So the one thing I have learned about being a building official is that anytime I buy a property I check with the jurisdiction to check on past permits and thoroughly inspect myself prior to purchase. Foundation walls are first and then roof, windows, electrical, HVAC and plumbing in that order. Drives the realtors crazy.


----------



## jar546 (Jan 14, 2021)

Min&Max said:


> So the one thing I have learned about being a building official is that anytime I buy a property I check with the jurisdiction to check on past permits and thoroughly inspect myself prior to purchase. Foundation walls are first and then roof, windows, electrical, HVAC and plumbing in that order. Drives the realtors crazy.
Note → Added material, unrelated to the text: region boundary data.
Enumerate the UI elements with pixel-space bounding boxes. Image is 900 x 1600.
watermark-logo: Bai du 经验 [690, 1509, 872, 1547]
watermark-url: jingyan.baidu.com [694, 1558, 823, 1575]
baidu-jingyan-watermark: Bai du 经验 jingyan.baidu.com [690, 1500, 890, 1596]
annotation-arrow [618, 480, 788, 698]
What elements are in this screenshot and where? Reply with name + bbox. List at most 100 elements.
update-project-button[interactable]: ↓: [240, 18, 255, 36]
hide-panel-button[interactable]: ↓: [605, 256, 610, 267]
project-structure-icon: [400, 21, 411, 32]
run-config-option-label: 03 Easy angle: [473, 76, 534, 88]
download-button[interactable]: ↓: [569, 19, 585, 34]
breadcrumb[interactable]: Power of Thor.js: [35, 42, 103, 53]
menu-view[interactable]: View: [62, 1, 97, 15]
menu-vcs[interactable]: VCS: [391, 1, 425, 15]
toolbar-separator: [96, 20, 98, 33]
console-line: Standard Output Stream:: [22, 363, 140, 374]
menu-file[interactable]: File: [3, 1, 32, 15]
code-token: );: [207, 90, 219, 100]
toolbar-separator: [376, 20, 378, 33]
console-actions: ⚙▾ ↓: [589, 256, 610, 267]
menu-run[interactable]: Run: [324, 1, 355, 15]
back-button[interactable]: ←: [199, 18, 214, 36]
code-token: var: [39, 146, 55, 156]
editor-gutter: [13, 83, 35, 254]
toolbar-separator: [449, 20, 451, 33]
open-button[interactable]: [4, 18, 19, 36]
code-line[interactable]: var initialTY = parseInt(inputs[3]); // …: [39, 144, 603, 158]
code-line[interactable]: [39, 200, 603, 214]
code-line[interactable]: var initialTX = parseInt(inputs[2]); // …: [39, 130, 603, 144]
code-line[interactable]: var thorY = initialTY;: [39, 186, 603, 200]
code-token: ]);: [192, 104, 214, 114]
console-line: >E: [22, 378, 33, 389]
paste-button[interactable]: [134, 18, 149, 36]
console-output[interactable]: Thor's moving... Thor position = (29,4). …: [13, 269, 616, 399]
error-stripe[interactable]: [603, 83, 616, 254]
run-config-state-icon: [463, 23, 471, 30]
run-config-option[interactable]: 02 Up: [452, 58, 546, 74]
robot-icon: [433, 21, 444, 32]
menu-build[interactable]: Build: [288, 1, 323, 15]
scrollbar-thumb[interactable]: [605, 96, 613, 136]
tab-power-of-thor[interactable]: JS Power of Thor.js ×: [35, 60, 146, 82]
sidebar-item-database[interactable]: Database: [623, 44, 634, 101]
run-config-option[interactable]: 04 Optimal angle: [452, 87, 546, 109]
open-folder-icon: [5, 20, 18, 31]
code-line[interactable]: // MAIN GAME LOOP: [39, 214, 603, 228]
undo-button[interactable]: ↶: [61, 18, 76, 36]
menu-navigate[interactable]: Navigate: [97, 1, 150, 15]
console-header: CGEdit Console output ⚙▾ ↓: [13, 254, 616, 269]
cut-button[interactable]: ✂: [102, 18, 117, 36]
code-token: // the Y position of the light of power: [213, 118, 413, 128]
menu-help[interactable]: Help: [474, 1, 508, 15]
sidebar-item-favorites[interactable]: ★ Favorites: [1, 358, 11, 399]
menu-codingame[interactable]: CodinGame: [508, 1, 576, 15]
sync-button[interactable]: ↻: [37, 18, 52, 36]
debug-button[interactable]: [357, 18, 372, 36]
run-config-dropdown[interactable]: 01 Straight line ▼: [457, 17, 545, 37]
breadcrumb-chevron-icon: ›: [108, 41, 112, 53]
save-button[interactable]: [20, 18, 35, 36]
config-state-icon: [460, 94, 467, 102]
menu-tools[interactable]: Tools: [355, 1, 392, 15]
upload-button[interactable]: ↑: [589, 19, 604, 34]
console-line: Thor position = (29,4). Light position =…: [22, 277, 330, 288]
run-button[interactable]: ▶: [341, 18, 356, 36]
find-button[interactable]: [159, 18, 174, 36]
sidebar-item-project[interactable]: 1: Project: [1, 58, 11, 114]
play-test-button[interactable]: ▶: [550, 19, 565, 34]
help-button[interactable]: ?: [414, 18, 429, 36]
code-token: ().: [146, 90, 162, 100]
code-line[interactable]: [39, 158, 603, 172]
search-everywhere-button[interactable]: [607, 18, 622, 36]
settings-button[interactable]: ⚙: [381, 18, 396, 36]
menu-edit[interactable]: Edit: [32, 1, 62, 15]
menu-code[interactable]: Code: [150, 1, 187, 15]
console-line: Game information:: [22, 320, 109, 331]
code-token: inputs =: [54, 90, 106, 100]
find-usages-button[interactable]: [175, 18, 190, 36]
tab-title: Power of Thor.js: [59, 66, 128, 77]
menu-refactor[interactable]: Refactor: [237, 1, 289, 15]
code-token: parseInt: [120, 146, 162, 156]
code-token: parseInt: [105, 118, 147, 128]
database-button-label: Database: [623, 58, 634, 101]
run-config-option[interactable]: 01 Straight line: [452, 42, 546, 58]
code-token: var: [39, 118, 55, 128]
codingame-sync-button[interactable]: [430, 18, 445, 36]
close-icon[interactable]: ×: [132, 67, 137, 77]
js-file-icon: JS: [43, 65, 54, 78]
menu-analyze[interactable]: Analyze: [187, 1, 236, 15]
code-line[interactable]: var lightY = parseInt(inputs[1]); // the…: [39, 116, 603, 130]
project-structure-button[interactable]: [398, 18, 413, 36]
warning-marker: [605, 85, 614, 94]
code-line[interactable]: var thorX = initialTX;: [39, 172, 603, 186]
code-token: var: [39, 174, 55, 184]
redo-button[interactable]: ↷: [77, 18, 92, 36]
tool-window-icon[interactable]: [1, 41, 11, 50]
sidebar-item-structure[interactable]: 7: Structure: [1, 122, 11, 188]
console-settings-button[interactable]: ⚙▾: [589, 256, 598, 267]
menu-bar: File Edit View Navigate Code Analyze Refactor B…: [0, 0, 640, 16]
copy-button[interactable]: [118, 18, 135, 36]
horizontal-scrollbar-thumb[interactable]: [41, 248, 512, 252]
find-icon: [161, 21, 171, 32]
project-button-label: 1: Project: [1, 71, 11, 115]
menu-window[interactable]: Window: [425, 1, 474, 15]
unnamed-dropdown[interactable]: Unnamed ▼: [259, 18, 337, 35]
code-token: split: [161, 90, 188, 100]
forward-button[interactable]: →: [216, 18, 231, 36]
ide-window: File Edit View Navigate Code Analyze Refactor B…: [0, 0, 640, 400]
Agree.  In this County, you can't close on a house if there are open permits or rather unless they are closed.  Expired permits are not closed.  I lease this property so this did not apply.


----------



## classicT (Jan 14, 2021)

Min&Max said:


> So the one thing I have learned about being a building official is that anytime I buy a property I check with the jurisdiction to check on past permits and thoroughly inspect myself prior to purchase. Foundation walls are first and then roof, windows, electrical, HVAC and plumbing in that order. Drives the realtors crazy.


I just purchased a new home and had to correct my real estate agent on what actually constitutes a bedroom.

For any realtors out there, just because it has a closet, does not make it a bed room. And vise versa, it doesn't have to have a closet to be a bedroom either.


----------